Public service unions want the government to improve on the 3% wage offer implemented for the 2023/24 year. They are demanding 10%.
Image: Nqubeko Mbhele

Government must not create confusion by calling for public service labour unions to return to 2023/24 wage negotiations when there was no agreement in the 2022/23 dispute, they say.

The unions said if they agreed to the Friday meeting called by the employer, it would mean they agreed with last year’s “pathetic” 3% increment.

Eight public service unions said on Thursday their negotiators would not participate in any Public Sector Collective Bargaining Council activity until the 2022/23 dispute was resolved.

In addition, they will push the state to improve on the rejected offer.

However, the Public Servants Association (PSA), representing more than 235,000 public sector employees, is not part of the eight. It issued a statement saying it had been mandated by its members to table wage demands for the 2023/24 financial year. 

In an offer tabled for 2022/23 and implemented by the employer, government paid a 3% pensionable salary increase to all employees on salary levels one to 12 between April 1 2022 and March 31 2023. It also paid a non-pensionable cash allowance of R1,000 for the same period.

The unions said in the last few months of 2022 they organised protest action to advance public servants’ demands.

“After butchering public servants in 2020/21 and 2021/22, in the current financial year of 2022/23 the employer still expects us to accept a pathetic 3% wage increase. Yet this is a financial year in which the cost of living skyrocketed as inflation hit a 13-year record of 7.8% in July last year and remained above 7%,” they said.

The unions added that Stats SA recently found inflation remained high at 6.9% in January.

“Clearly 3% is not a wage increase — it is a wage cut when taking into account the rising cost of living.

“We considered the unilateral implementation of this 3% increase in the middle of the dispute as yet another attack on collective bargaining and undermining of the workers’ representative trade unions.”

In addition to a demand for a 10% increase, workers also want a R2,500 housing allowance and the bursary schemes extended to children of public servants who are excluded.

They also seek access to a pension fund before retirement and an encashment of capped leave, among other things.

“To all of these demands, the government has refused to concede, and it has been months since the negotiations started, yet we still find ourselves at this point of a dispute.”

The unions said they were engaging members to mobilise for a strike.

Those involved are the Police and Prisons Civil Rights Union, National Health and Allied Workers Union, Democratic Nursing Organisation of South Africa, SA Police Union, SA Emergency Personnel Union, SA Medical Association Trade Union, National Union of Public Service and Allied Workers and Public and Allied Workers Union of SA.

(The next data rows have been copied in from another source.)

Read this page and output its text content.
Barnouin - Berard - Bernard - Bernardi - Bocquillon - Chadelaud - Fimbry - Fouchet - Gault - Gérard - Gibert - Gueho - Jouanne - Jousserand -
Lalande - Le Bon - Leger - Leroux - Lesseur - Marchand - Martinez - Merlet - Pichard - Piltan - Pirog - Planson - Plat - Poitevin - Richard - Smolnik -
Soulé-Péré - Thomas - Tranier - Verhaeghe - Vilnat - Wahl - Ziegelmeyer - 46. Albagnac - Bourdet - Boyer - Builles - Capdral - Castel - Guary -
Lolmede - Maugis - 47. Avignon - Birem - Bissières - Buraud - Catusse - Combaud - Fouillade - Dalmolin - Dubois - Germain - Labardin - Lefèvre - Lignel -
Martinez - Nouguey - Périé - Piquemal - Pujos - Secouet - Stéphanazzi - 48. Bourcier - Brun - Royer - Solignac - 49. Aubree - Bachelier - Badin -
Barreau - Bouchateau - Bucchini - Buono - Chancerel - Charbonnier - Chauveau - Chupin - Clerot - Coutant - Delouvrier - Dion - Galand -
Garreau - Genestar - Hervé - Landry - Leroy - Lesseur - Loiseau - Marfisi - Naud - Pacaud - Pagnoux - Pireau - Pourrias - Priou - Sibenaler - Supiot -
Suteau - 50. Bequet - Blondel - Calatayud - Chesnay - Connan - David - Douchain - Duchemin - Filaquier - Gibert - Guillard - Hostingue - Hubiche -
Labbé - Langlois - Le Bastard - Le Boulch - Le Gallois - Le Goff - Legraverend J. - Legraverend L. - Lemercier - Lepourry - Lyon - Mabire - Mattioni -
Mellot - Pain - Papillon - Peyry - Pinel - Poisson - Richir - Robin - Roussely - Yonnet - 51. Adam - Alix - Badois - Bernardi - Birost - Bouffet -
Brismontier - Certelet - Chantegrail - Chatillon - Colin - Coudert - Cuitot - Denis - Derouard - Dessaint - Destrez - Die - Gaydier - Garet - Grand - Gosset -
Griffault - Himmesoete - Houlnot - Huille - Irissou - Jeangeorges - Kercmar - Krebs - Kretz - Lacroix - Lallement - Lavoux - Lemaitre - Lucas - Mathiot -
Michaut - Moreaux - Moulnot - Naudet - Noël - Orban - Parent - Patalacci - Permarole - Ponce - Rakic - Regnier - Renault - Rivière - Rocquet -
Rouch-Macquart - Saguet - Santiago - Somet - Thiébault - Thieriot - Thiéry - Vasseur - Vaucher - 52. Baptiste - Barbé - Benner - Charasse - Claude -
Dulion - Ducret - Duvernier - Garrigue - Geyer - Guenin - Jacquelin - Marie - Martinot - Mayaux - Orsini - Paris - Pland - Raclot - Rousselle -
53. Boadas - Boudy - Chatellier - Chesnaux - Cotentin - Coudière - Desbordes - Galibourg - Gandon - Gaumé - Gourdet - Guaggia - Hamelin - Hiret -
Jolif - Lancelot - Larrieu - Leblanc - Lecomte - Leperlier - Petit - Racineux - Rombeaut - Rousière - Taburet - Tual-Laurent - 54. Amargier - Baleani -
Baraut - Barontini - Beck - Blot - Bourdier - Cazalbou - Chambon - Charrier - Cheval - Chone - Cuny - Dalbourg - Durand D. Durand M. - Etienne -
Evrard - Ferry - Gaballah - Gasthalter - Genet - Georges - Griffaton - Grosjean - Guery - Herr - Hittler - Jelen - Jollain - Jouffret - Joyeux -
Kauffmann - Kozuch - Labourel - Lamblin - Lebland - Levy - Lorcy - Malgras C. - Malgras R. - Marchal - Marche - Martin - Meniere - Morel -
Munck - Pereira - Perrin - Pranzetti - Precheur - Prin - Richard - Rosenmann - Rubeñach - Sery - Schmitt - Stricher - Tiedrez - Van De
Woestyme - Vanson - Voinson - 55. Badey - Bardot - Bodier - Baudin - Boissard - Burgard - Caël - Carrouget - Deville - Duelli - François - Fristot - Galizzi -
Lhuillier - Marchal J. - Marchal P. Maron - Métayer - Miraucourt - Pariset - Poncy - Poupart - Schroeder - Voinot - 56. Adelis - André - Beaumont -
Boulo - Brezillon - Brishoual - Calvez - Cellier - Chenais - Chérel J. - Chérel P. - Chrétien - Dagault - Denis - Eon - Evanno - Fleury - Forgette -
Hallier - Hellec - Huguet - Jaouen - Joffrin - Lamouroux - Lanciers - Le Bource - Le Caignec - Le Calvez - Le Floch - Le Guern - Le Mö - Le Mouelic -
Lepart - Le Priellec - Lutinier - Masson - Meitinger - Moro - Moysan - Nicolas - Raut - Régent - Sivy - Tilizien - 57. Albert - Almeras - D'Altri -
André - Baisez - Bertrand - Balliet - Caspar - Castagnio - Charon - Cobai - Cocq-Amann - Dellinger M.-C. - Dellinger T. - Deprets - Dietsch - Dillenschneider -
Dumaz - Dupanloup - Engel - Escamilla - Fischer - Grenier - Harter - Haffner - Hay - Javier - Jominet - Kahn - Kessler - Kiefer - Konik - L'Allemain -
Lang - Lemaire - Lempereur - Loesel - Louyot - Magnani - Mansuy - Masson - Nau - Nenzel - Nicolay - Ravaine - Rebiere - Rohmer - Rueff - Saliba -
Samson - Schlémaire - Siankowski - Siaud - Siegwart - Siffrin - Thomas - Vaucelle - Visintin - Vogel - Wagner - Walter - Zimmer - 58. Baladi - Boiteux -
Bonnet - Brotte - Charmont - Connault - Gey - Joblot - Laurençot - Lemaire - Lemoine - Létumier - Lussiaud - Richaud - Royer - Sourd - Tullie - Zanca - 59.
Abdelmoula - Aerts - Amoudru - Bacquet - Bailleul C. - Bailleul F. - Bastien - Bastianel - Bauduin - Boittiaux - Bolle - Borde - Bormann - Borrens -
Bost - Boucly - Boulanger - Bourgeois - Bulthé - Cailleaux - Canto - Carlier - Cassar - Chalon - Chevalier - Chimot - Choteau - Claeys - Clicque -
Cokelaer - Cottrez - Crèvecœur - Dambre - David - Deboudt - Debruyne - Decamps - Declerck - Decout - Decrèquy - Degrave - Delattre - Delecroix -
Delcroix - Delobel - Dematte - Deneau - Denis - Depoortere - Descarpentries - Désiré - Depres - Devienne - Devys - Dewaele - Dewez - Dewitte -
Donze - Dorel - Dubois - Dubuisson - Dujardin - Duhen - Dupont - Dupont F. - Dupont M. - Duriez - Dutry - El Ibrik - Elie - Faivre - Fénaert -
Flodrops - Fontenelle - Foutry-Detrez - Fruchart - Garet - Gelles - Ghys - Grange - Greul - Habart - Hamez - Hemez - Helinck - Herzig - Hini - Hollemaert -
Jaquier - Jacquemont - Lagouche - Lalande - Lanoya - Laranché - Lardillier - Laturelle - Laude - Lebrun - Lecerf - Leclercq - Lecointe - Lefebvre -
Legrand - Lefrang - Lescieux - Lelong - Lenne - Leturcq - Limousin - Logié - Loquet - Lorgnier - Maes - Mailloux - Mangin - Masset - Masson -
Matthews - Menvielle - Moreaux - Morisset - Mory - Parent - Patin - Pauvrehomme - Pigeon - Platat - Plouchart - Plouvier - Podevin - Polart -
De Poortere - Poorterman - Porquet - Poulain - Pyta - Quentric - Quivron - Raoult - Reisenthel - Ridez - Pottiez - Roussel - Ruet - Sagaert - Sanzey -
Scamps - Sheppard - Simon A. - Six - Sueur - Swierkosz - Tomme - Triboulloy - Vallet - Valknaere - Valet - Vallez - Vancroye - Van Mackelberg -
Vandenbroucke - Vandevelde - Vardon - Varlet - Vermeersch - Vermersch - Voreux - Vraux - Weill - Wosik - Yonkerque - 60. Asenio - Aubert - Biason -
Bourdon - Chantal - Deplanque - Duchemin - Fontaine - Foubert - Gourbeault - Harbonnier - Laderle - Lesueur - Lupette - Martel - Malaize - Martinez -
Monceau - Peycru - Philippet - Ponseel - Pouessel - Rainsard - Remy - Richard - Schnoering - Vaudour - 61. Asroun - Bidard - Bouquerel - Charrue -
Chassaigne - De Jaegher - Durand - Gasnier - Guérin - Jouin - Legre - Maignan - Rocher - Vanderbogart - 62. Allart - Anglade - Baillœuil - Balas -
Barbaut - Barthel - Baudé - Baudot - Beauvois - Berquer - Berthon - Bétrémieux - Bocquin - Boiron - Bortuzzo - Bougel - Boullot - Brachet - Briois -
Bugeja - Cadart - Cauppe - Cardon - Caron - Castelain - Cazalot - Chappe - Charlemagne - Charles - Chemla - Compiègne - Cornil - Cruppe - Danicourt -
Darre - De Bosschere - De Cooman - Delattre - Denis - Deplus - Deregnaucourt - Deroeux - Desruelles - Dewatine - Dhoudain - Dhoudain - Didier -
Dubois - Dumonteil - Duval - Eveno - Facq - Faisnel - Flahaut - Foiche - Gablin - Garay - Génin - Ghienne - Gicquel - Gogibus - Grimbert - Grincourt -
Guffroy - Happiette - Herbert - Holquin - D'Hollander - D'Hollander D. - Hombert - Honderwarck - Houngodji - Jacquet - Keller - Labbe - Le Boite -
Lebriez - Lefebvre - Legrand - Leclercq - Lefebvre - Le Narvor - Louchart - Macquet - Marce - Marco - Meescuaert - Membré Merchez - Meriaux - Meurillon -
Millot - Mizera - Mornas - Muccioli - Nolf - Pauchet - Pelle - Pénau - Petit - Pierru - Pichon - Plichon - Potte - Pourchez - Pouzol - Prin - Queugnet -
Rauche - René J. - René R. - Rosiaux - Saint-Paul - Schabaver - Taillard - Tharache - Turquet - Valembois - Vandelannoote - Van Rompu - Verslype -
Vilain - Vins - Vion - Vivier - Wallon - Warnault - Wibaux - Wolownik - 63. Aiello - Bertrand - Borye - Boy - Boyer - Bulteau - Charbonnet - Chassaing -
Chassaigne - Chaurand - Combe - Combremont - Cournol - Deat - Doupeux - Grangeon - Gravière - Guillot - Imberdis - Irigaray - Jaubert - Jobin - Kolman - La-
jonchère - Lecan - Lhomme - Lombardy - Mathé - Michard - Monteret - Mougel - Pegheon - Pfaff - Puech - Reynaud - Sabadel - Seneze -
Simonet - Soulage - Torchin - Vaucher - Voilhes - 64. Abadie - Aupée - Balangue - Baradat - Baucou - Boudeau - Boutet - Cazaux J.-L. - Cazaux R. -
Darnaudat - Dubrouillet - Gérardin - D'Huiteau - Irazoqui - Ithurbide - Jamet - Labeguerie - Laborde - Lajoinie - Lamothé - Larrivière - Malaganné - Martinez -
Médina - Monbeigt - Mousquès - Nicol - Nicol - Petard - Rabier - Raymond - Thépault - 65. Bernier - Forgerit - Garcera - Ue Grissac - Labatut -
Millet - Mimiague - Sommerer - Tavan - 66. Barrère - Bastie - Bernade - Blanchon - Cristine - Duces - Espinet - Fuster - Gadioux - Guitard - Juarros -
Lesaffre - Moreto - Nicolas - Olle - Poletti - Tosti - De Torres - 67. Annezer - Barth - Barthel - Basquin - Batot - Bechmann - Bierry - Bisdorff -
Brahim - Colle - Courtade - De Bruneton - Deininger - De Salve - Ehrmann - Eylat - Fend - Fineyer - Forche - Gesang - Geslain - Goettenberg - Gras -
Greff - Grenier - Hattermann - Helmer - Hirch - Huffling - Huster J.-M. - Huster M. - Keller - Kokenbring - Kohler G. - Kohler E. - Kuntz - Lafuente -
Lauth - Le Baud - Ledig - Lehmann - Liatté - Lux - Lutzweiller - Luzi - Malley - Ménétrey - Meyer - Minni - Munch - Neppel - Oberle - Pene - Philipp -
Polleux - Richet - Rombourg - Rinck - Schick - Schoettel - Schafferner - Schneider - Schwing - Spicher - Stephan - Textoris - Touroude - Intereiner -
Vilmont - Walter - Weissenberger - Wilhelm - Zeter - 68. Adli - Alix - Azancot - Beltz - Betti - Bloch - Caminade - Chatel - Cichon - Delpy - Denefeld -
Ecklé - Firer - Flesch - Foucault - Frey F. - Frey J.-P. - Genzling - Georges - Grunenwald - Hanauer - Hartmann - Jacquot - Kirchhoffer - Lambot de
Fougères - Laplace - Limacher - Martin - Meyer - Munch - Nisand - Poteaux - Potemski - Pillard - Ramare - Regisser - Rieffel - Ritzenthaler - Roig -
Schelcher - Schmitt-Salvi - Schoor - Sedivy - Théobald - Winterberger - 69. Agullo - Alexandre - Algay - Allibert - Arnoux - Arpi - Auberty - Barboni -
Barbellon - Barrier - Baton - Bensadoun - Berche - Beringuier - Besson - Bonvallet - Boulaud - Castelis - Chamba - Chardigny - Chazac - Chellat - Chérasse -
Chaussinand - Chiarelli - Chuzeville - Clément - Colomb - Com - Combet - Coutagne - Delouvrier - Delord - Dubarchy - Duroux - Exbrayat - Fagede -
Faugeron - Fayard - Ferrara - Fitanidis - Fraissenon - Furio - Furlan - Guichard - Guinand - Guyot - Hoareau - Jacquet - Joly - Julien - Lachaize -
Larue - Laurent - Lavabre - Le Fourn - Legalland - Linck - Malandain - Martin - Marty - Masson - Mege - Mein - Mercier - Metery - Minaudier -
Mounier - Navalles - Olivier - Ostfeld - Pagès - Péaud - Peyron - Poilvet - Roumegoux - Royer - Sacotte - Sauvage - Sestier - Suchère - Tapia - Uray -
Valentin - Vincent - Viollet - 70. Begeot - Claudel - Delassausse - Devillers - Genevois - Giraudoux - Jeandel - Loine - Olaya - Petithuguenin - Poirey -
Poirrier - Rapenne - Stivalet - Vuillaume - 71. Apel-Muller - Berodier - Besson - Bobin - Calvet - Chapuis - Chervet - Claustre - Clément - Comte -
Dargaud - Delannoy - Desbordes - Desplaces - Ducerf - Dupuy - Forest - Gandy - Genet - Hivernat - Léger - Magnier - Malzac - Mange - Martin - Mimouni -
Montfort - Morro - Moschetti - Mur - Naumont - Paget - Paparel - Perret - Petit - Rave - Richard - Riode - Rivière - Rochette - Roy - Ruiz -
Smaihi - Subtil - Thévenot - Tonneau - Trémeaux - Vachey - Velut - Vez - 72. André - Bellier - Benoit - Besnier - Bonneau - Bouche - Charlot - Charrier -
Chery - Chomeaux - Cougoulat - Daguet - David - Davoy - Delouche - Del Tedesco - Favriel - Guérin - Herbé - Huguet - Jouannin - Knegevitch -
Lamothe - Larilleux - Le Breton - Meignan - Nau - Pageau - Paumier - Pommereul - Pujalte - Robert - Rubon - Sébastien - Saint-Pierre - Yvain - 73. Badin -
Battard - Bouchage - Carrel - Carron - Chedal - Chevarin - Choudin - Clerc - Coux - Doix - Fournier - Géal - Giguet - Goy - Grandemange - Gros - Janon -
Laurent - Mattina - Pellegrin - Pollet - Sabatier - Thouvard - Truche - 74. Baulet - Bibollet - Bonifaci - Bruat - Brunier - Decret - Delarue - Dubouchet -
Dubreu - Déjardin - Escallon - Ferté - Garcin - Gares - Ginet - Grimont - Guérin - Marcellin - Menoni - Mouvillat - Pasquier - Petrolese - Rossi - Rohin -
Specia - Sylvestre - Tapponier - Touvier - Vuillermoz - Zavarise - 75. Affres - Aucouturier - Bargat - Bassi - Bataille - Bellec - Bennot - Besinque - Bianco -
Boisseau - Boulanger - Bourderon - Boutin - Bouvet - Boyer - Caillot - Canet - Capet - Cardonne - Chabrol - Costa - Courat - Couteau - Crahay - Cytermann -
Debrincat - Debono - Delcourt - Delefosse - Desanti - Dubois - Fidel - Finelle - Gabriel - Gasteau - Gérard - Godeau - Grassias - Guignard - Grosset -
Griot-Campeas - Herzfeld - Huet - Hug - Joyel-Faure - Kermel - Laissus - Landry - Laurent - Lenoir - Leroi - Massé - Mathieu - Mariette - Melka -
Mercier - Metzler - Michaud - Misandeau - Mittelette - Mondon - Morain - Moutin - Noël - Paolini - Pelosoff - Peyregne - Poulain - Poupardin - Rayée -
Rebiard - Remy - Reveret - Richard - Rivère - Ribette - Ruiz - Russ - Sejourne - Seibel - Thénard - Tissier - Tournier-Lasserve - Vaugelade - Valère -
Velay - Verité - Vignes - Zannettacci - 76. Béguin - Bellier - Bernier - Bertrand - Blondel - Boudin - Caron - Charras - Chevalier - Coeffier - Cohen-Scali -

The PSA said it would continue to engage with other unions to alert them that failure to start 2023/24 negotiations without delay would disadvantage public servants, who are increasingly cash-strapped and indebted.

“The future of the current R1,000 cash gratuity is at risk, taking into account that the employer plans to terminate this payment by March 31 2023.

“The PSA cannot afford to see the cash gratuity being taken away without any sort of replacement and recklessly further plunge members into a continued, old strike action that will further deepen their financial woes owing to the no-work, no-pay principle.”